I filled him in on the conversation with the funeral home guy and what Peter had told me.
“If the driver’s memory had been tampered with, it must have been the wizards,” Max said. He rubbed his eyes. “I wish I knew why Carrigan decided you’d be worth more dead. There’s still a lot to explore. What did he say during his staged conversation with Henry?”
I shrugged.
“Tell him,”
Wolf-Lonna said.
“No. I can’t be rejected by him again. What if he turns away or looks disgusted at Henry’s fake declaration of love as him?”
“What if he doesn’t?”
“That’s just as frightening.”
“Lonna,” he said and moved to stand beside me. He lifted my chin with a finger so I had to look in his eyes. “He somehow rode the link you and I have, and the only way it worked was for his statements to have a kernel of truth to them. He didn’t count on you coming back.”
“Or on Giancarlo stopping his men from…what? Taking me?”
He crushed me to him. “They would have done more than just take you.”
A little flare of hope ignited in my heart that he was that concerned about me, and if Henry’s words had contained some truth… I rested my head on his shoulder and breathed in his magical fuchsia scent. I was also very aware of his salty maleness.
“Max, I’m too embarrassed to tell you. In the kitchen, you didn’t seem like you’d care if you never saw me again.”

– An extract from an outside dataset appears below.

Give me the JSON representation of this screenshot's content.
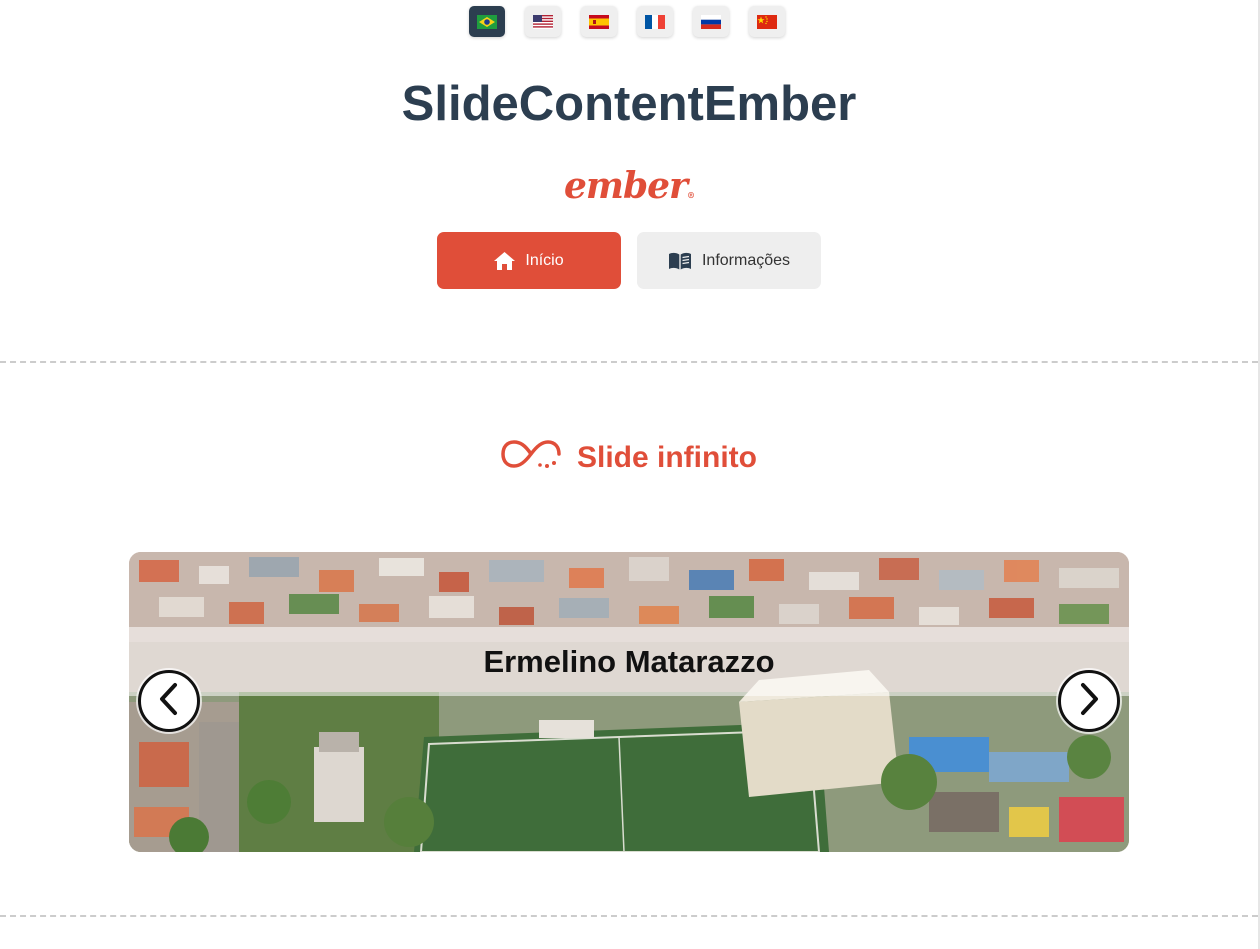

“I couldn’t show any weakness in front of Giancarlo, especially emotional attachment. He was ready to rip my throat out from the time I appeared, and we needed to work together to protect you.”
Every time he said something similar to the conversation I’d witnessed, I felt dizzy like the wisps of memory were still being tugged at in my brain. At least now, folded in his arms, I knew I wouldn’t fall.